C’est la re-connaissance qui permet de pouvoir solliciter et pouvoir être sollicité en même temps qu’elle produit la dynamique du groupe. En particulier dans le multi-âge. Par exemple lorsqu’un plus âgé est sollicité par un plus jeune, l’un et l’autre se sentent exister, le premier parce qu’on fait appel à lui sur des compétences qu’il pouvait croire incertaines ou sans valeur, le second parce que le premier apporte du coup de la considération à sa demande ce qui de surcroît fait avancer les deux[1].
La re-connaissance c’est aussi l’acceptation de l’autre tel il est, même si l’être de chacun évolue sans cesse et surtout n’évolue qu’à partir du moment où il est reconnu. Je prends l’exemple des enfants dits hyperactifs qui souvent troublent les collectifs. On s’évertue à leur faire changer de comportements, parfois par la coercition, par des règles… les faire rentrer dans une supposée norme qui n’est pas la leur.
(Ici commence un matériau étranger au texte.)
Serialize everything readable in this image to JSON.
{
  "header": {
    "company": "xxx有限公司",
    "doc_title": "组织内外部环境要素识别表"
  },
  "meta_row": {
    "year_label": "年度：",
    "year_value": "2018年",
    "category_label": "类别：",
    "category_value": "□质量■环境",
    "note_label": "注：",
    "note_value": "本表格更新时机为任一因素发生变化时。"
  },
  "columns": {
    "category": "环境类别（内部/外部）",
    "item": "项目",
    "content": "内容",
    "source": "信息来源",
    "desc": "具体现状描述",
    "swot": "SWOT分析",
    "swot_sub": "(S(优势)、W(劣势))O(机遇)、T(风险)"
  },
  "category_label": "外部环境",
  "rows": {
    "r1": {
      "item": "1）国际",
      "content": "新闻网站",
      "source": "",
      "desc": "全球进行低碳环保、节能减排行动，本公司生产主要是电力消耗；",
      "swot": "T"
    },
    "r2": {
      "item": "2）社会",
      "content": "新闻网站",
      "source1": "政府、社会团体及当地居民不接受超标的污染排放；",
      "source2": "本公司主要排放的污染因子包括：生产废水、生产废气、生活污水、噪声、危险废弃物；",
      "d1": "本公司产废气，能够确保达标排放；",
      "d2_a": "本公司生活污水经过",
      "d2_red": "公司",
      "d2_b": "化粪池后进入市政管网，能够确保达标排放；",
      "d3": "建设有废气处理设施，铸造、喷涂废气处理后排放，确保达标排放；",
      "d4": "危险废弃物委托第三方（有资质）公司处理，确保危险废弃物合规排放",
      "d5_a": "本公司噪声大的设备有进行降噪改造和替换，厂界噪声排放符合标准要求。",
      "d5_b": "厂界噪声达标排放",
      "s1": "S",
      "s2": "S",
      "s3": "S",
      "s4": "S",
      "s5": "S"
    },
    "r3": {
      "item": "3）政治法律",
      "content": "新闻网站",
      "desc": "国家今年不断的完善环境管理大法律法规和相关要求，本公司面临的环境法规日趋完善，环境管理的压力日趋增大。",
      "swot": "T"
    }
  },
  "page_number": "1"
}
C’est aussi absurde que de vouloir mettre des échasses à un trop petit pour l’obliger à jouer au basket avec ceux qui ont la taille ! Dans un collectif chacun est ce qu’il est, c’est le fonctionnement et l’aménagement du collectif qui doit le permettre, s’adapter. J’ai toujours constaté dans l’interaction sociale permise, que l’adaptation du collectif à chaque enfant faisait évoluer le premier comme les seconds. Pour cela aussi il ne faut pas nier le rôle de l’adulte.
Les re-connaissances sans lesquelles aucun vivre ensemble n’est possible, d'abord ! Tout le reste, même de la pédagogie si vous voulez, vient après et vient tout seul.
Mais au fait, ne souffrez-vous pas aussi de la non-reconnaissance dans le monde des adultes ?
[1] Le principe de la re-connaissance était celui des « Arbres de connaissances » de Michel AUTHIER avec qui j’ai collaboré pendant quelques années. Un outil qui ré-instaurait artificiellement la valorisation, l’utilité de chacun, la mutualisation, dans les groupes sociaux où les individus avaient fini par s’ignorer.